The Latest: Corker says nuclear hearing isn't a Trump rebuke
WASHINGTON (AP) — The Latest on a Senate committee's hearing into the president's authority to launch nuclear weapons (all times local):
Sen. Bob Corker, the Foreign Relations Committee chairman, says the panel's hearing on the president's authority to use nuclear weapons isn't a rebuke of President Donald Trump.
This is the first time in 41 years the committee is looking specifically at nuclear weapons use.
Trump over the weekend exchanged school-yard taunts with North Korea's Kim Jong Un. The provocative remarks and others by Trump aimed at Pyongyang have sparked concerns among lawmakers that he may be inciting a war with North Korea.
But Corker, a Tennessee Republican, says the session is one of a series to examine war making, the use of nuclear weapons, and conducting foreign policy overall.
He says, "This is not specific to anybody."
The Senate Foreign Relations Committee is looking into the president's unchecked authority to use nuclear weapons.
The committee led by Republican Sen. Bob Corker of Tennessee plans to hear testimony from a former commander of the Pentagon's nuclear war fighting command and other witnesses.

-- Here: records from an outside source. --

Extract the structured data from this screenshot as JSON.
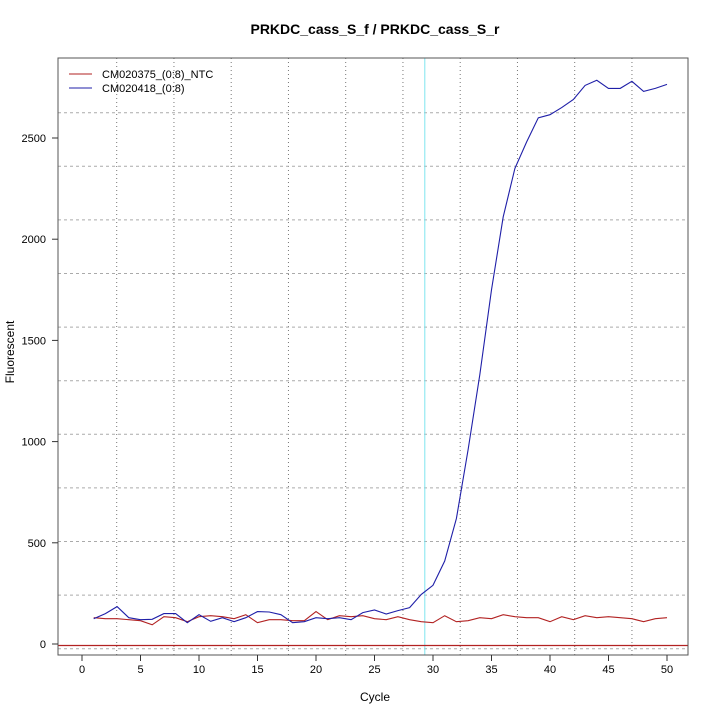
{
  "chart_data": {
    "type": "line",
    "title": "PRKDC_cass_S_f / PRKDC_cass_S_r",
    "xlabel": "Cycle",
    "ylabel": "Fluorescent",
    "xlim": [
      -2,
      52
    ],
    "ylim": [
      -30,
      2870
    ],
    "xticks": [
      0,
      5,
      10,
      15,
      20,
      25,
      30,
      35,
      40,
      45,
      50
    ],
    "yticks": [
      0,
      500,
      1000,
      1500,
      2000,
      2500
    ],
    "grid": true,
    "legend_position": "top-left",
    "threshold_y": 0,
    "threshold_color": "#b22222",
    "vertical_marker_x": 29.3,
    "vertical_marker_color": "#7fe5f0",
    "x": [
      1,
      2,
      3,
      4,
      5,
      6,
      7,
      8,
      9,
      10,
      11,
      12,
      13,
      14,
      15,
      16,
      17,
      18,
      19,
      20,
      21,
      22,
      23,
      24,
      25,
      26,
      27,
      28,
      29,
      30,
      31,
      32,
      33,
      34,
      35,
      36,
      37,
      38,
      39,
      40,
      41,
      42,
      43,
      44,
      45,
      46,
      47,
      48,
      49,
      50
    ],
    "series": [
      {
        "name": "CM020375_(0:8)_NTC",
        "color": "#b22222",
        "values": [
          130,
          125,
          125,
          120,
          115,
          95,
          135,
          130,
          110,
          135,
          140,
          135,
          125,
          145,
          105,
          120,
          120,
          115,
          115,
          160,
          120,
          140,
          135,
          140,
          125,
          120,
          135,
          120,
          110,
          105,
          140,
          110,
          115,
          130,
          125,
          145,
          135,
          130,
          130,
          110,
          135,
          120,
          140,
          130,
          135,
          130,
          125,
          110,
          125,
          130
        ]
      },
      {
        "name": "CM020418_(0:8)",
        "color": "#1f1fa8",
        "values": [
          125,
          150,
          185,
          130,
          120,
          122,
          150,
          150,
          105,
          145,
          112,
          130,
          110,
          130,
          160,
          158,
          145,
          105,
          110,
          130,
          125,
          130,
          120,
          155,
          168,
          148,
          165,
          180,
          245,
          290,
          410,
          620,
          960,
          1330,
          1750,
          2110,
          2350,
          2480,
          2600,
          2615,
          2650,
          2690,
          2760,
          2785,
          2745,
          2745,
          2780,
          2730,
          2745,
          2765
        ]
      }
    ]
  }
}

Corker says numerous lawmakers have raised questions about legislative and presidential war-making authorities and the use of America's nuclear arsenal. He calls a discussion on the topic "long overdue."
The question of whether anyone could stop a president from ordering a pre-emptive nuclear strike was rarely raised before Donald Trump ran for the White House.
The answer to the question is simple: No. Under the long-established protocols, neither the Congress nor the defense secretary can stop the president. Military officers are duty-bound to execute the order.